L’offrande – car il s’agit d’une offrande – est un acte de reconnaissance envers « Celui qui s’est fait pauvre afin que nous soyons enrichis ». (11) Elle a sa place dans le culte et doit procéder du cœur et s’accomplir dans la joie. En effet, Dieu s’attend à ce que nous donnions librement, par amour, « sans tristesse ni contrainte » (12), ce qui n’exclut pas des comptes bien tenus et de la discipline dans ce domaine : « Que chacun de vous, le premier jour de la semaine, mette à part chez lui ce qu’il pourra. selon sa prospérité. ». (13)
(11) 2 Corinthiens 8.9.
(12) 2 Corinthiens 9.7.
(13) 1 Corinthiens 16.2.
Au sujet de la dîme, on peut évoquer le sermon sur la montagne où Jésus déclare : « Si quelqu’un te force à faire un mille, fais-en deux avec lui ». (14) Les autorités romaines, soldats et fonctionnaires, avaient semble-t-il, le droit d’obliger un passant quelconque à se charger d’un fardeau ou à servir de guide sur une distance d’un kilomètre et demi environ. Jésus, loin d’encourager la rébellion, se refuse toutefois de servir sous la contrainte. Il veut rester libre aussi conseille-t-il à ses auditeurs de ne pas s’en tenir à ce qui est exigé. « Soyez des hommes affranchis dit-il en d’autres termes à la foule et, plutôt que de vous révolter, faites ce qu’on ne vous demande pas. Allez au-delà de ce qui est prescrit, dépassez la distance réclamée. Ne vous bornez pas à faire un mille – vous seriez sous la loi – mais faites-en deux ou plus. »
(14) Matthieu 5.41.
— Un mille ? Mais pensez donc. Pour vous être agréable, j’en ferai deux volontiers, librement.
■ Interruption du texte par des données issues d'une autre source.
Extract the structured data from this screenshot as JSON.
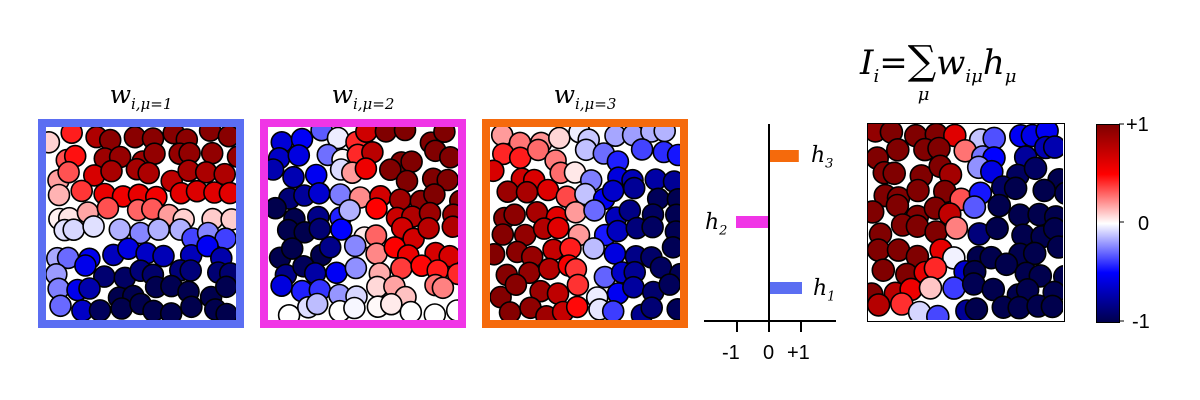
{
  "panels": [
    {
      "title_var": "w",
      "title_sub": "i,μ=1",
      "border_color": "#5b6ef2"
    },
    {
      "title_var": "w",
      "title_sub": "i,μ=2",
      "border_color": "#f035e6"
    },
    {
      "title_var": "w",
      "title_sub": "i,μ=3",
      "border_color": "#f56a0c"
    }
  ],
  "formula": {
    "lhs": "I",
    "lhs_sub": "i",
    "eq": "=",
    "sum": "∑",
    "sum_sub": "μ",
    "w": "w",
    "w_sub": "iμ",
    "h": "h",
    "h_sub": "μ"
  },
  "chart_data": {
    "type": "bar",
    "orientation": "horizontal",
    "categories": [
      "h1",
      "h2",
      "h3"
    ],
    "labels": [
      {
        "var": "h",
        "sub": "1"
      },
      {
        "var": "h",
        "sub": "2"
      },
      {
        "var": "h",
        "sub": "3"
      }
    ],
    "values": [
      1.0,
      -1.0,
      0.9
    ],
    "colors": [
      "#5b6ef2",
      "#f035e6",
      "#f56a0c"
    ],
    "xlim": [
      -2,
      2
    ],
    "xticks": [
      "-1",
      "0",
      "+1"
    ]
  },
  "colorbar": {
    "max_label": "+1",
    "mid_label": "0",
    "min_label": "-1"
  }
}
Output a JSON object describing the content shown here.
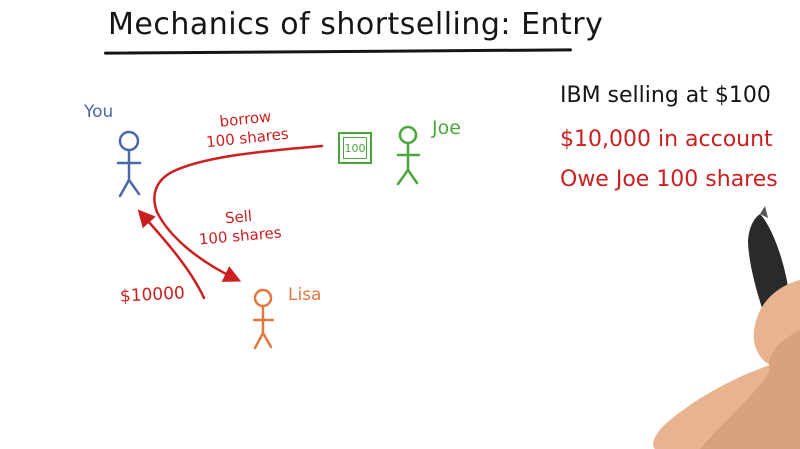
{
  "title": "Mechanics of shortselling: Entry",
  "people": {
    "you": "You",
    "joe": "Joe",
    "lisa": "Lisa"
  },
  "certificate": {
    "label": "100"
  },
  "arrows": {
    "borrow": "borrow\n100 shares",
    "sell": "Sell\n100 shares",
    "money": "$10000"
  },
  "notes": {
    "ibm_price": "IBM selling at $100",
    "account": "$10,000 in account",
    "owe": "Owe Joe 100 shares"
  },
  "colors": {
    "ink": "#151515",
    "you": "#4a68a8",
    "joe": "#4aa63a",
    "lisa": "#e0783f",
    "red": "#cc2020"
  }
}
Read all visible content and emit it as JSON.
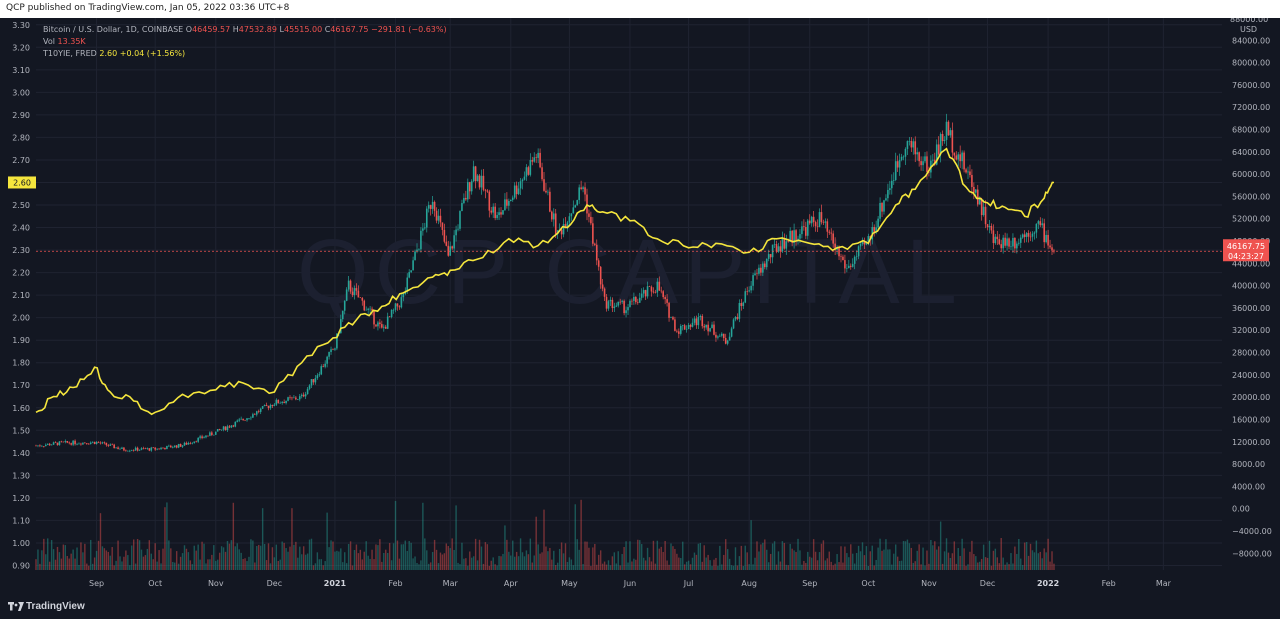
{
  "header": {
    "publish_line": "QCP published on TradingView.com, Jan 05, 2022 03:36 UTC+8"
  },
  "legend": {
    "symbol": "Bitcoin / U.S. Dollar, 1D, COINBASE",
    "open_label": "O",
    "open": "46459.57",
    "high_label": "H",
    "high": "47532.89",
    "low_label": "L",
    "low": "45515.00",
    "close_label": "C",
    "close": "46167.75",
    "change": "−291.81 (−0.63%)",
    "vol_label": "Vol",
    "vol": "13.35K",
    "t10_label": "T10YIE, FRED",
    "t10_value": "2.60",
    "t10_change": "+0.04 (+1.56%)"
  },
  "watermark": "QCP CAPITAL",
  "footer": {
    "brand": "TradingView"
  },
  "colors": {
    "background": "#131722",
    "up": "#26a69a",
    "down": "#ef5350",
    "t10yie_line": "#f5e63d",
    "grid": "#1f2331"
  },
  "chart_data": {
    "type": "line",
    "left_axis": {
      "ticks": [
        "3.30",
        "3.20",
        "3.10",
        "3.00",
        "2.90",
        "2.80",
        "2.70",
        "2.60",
        "2.50",
        "2.40",
        "2.30",
        "2.20",
        "2.10",
        "2.00",
        "1.90",
        "1.80",
        "1.70",
        "1.60",
        "1.50",
        "1.40",
        "1.30",
        "1.20",
        "1.10",
        "1.00",
        "0.90"
      ],
      "ylim": [
        0.88,
        3.33
      ],
      "current_label": "2.60",
      "current": 2.6
    },
    "right_axis": {
      "unit": "USD",
      "top_label": "88000.00",
      "ticks": [
        "84000.00",
        "80000.00",
        "76000.00",
        "72000.00",
        "68000.00",
        "64000.00",
        "60000.00",
        "56000.00",
        "52000.00",
        "48000.00",
        "44000.00",
        "40000.00",
        "36000.00",
        "32000.00",
        "28000.00",
        "24000.00",
        "20000.00",
        "16000.00",
        "12000.00",
        "8000.00",
        "4000.00",
        "0.00",
        "−4000.00",
        "−8000.00"
      ],
      "ylim": [
        -11000,
        88000
      ],
      "price_tag": "46167.75",
      "countdown": "04:23:27",
      "current_price": 46167.75
    },
    "x_axis": {
      "labels": [
        "Sep",
        "Oct",
        "Nov",
        "Dec",
        "2021",
        "Feb",
        "Mar",
        "Apr",
        "May",
        "Jun",
        "Jul",
        "Aug",
        "Sep",
        "Oct",
        "Nov",
        "Dec",
        "2022",
        "Feb",
        "Mar"
      ],
      "start": "2020-08-01",
      "end": "2022-03-31"
    },
    "series": [
      {
        "name": "Bitcoin / U.S. Dollar, 1D, COINBASE",
        "style": "candles",
        "points": [
          [
            "2020-08-01",
            11300
          ],
          [
            "2020-08-15",
            11800
          ],
          [
            "2020-09-01",
            11900
          ],
          [
            "2020-09-15",
            10600
          ],
          [
            "2020-10-01",
            10700
          ],
          [
            "2020-10-15",
            11400
          ],
          [
            "2020-11-01",
            13700
          ],
          [
            "2020-11-15",
            16000
          ],
          [
            "2020-12-01",
            19000
          ],
          [
            "2020-12-15",
            20000
          ],
          [
            "2021-01-01",
            29000
          ],
          [
            "2021-01-08",
            40000
          ],
          [
            "2021-01-15",
            37000
          ],
          [
            "2021-01-25",
            32000
          ],
          [
            "2021-02-05",
            38000
          ],
          [
            "2021-02-20",
            56000
          ],
          [
            "2021-02-28",
            45000
          ],
          [
            "2021-03-13",
            61000
          ],
          [
            "2021-03-25",
            52000
          ],
          [
            "2021-04-14",
            63500
          ],
          [
            "2021-04-25",
            49000
          ],
          [
            "2021-05-08",
            58000
          ],
          [
            "2021-05-19",
            37000
          ],
          [
            "2021-05-30",
            36000
          ],
          [
            "2021-06-15",
            40000
          ],
          [
            "2021-06-25",
            32000
          ],
          [
            "2021-07-07",
            34000
          ],
          [
            "2021-07-20",
            30000
          ],
          [
            "2021-08-01",
            40000
          ],
          [
            "2021-08-15",
            47000
          ],
          [
            "2021-09-06",
            52000
          ],
          [
            "2021-09-20",
            43000
          ],
          [
            "2021-10-01",
            48000
          ],
          [
            "2021-10-15",
            61000
          ],
          [
            "2021-10-20",
            66000
          ],
          [
            "2021-11-01",
            61000
          ],
          [
            "2021-11-10",
            68000
          ],
          [
            "2021-11-25",
            57000
          ],
          [
            "2021-12-04",
            48000
          ],
          [
            "2021-12-15",
            48000
          ],
          [
            "2021-12-27",
            51000
          ],
          [
            "2022-01-04",
            46167.75
          ]
        ]
      },
      {
        "name": "T10YIE, FRED",
        "style": "line",
        "points": [
          [
            "2020-08-01",
            1.58
          ],
          [
            "2020-08-10",
            1.65
          ],
          [
            "2020-08-20",
            1.69
          ],
          [
            "2020-08-31",
            1.78
          ],
          [
            "2020-09-08",
            1.67
          ],
          [
            "2020-09-20",
            1.63
          ],
          [
            "2020-10-01",
            1.58
          ],
          [
            "2020-10-15",
            1.66
          ],
          [
            "2020-11-01",
            1.68
          ],
          [
            "2020-11-15",
            1.71
          ],
          [
            "2020-12-01",
            1.67
          ],
          [
            "2020-12-15",
            1.8
          ],
          [
            "2020-12-31",
            1.91
          ],
          [
            "2021-01-12",
            1.99
          ],
          [
            "2021-01-25",
            2.05
          ],
          [
            "2021-02-05",
            2.11
          ],
          [
            "2021-02-20",
            2.18
          ],
          [
            "2021-03-01",
            2.21
          ],
          [
            "2021-03-15",
            2.26
          ],
          [
            "2021-03-31",
            2.35
          ],
          [
            "2021-04-15",
            2.32
          ],
          [
            "2021-04-30",
            2.4
          ],
          [
            "2021-05-10",
            2.5
          ],
          [
            "2021-05-18",
            2.47
          ],
          [
            "2021-06-01",
            2.43
          ],
          [
            "2021-06-15",
            2.35
          ],
          [
            "2021-07-01",
            2.31
          ],
          [
            "2021-07-15",
            2.33
          ],
          [
            "2021-08-01",
            2.29
          ],
          [
            "2021-08-15",
            2.35
          ],
          [
            "2021-09-01",
            2.33
          ],
          [
            "2021-09-15",
            2.31
          ],
          [
            "2021-10-01",
            2.33
          ],
          [
            "2021-10-15",
            2.5
          ],
          [
            "2021-10-25",
            2.57
          ],
          [
            "2021-11-10",
            2.75
          ],
          [
            "2021-11-20",
            2.58
          ],
          [
            "2021-12-01",
            2.51
          ],
          [
            "2021-12-10",
            2.49
          ],
          [
            "2021-12-20",
            2.45
          ],
          [
            "2021-12-30",
            2.53
          ],
          [
            "2022-01-04",
            2.6
          ]
        ]
      }
    ]
  }
}
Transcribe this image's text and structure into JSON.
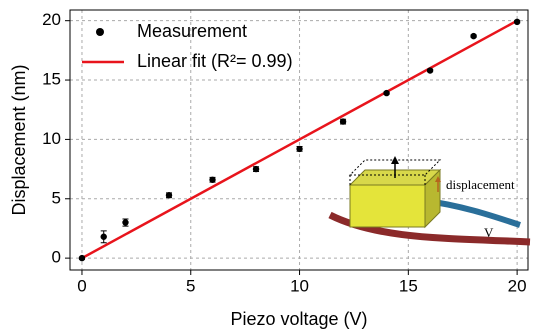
{
  "chart_data": {
    "type": "scatter",
    "x_label": "Piezo voltage (V)",
    "y_label": "Displacement (nm)",
    "xlim": [
      -0.55,
      20.5
    ],
    "ylim": [
      -1,
      20.9
    ],
    "xticks": [
      0,
      5,
      10,
      15,
      20
    ],
    "yticks": [
      0,
      5,
      10,
      15,
      20
    ],
    "grid": true,
    "legend": "upper left",
    "series": [
      {
        "name": "Measurement",
        "style": "markers",
        "color": "#000000",
        "x": [
          0,
          1,
          2,
          4,
          6,
          8,
          10,
          12,
          14,
          16,
          18,
          20
        ],
        "values": [
          0,
          1.8,
          3.0,
          5.3,
          6.6,
          7.5,
          9.2,
          11.5,
          13.9,
          15.8,
          18.7,
          19.9
        ],
        "errors": [
          0.1,
          0.5,
          0.3,
          0.2,
          0.2,
          0.2,
          0.2,
          0.2,
          0.1,
          0.1,
          0.1,
          0.1
        ]
      },
      {
        "name": "Linear fit (R²= 0.99)",
        "style": "line",
        "color": "#e8141c",
        "x": [
          0,
          20
        ],
        "values": [
          0,
          20
        ]
      }
    ],
    "annotations": [
      "displacement",
      "V"
    ]
  }
}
Citons ici le cas de Paul. Obligation lui est faite d’annoncer l’Evangile et « malheur à lui ! » (15) s’il n’obtempère pas. Bien qu’il brûle de répandre la Bonne Nouvelle, l’apôtre se refuse lui aussi d’agir sous la contrainte, même sous la contrainte de Dieu. C’est pourquoi, et pour être sûr de servir en toute liberté, ce fondateur d’église décide de faire les… « deux milles ». Autrement dit, il ira au-delà de ce qui lui est demandé. Certes, il évangélisera avec zèle mais. à ses propres frais, gratuitement alors qu’il est en droit de s’attendre à un juste salaire selon le principe même de Dieu que « tout évangéliste vivra de l’Evangile ». (16)
(15) 1 Corinthiens 9.16.
(16) 1 Corinthiens 9.14.
La meilleure façon d’échapper à la loi, c’est de la dépasser. D’aller au-delà de ce qu’elle exige :
— Ah, la loi me demande d’apporter la dîme au trésor de Dieu. (17) Parce que je suis un homme libre qui aime son Seigneur… je la donnerai deux fois… ou plus.
(17) Malachie 3.10.
En vérité, est libre celui qui a la loi « inscrite dans son cœur ». (18) L’accomplir n’est plus un devoir pour lui mais une joie car il veut être agréable à Celui qui l’a tant aimé.
(18) Hébreux 10.16.
Une fillette ployait sous le poids de son « petit » frère, un gros poupon remuant qu’elle serrait avec peine dans ses bras.
— Tu as là un lourd fardeau, trop lourd pour toi… lui fit remarquer un passant.
— C’est pas un fardeau, s’indigna-t-elle ! C’est mon frère.
Le joug du Seigneur est aisé et ses commandements ne sont pas pénibles. pourvu que nous l’aimions. Pourvu que sa loi soit inscrite dans nos cœurs par le Saint-Esprit. Alors plus de contrainte, plus d’obligation pénible mais une offrande joyeuse. Pour la gloire de Dieu d’abord. Pour le bonheur des autres par contre-coup.
Librement, soyons des chrétiens « deux milles » à la gloire du Seigneur.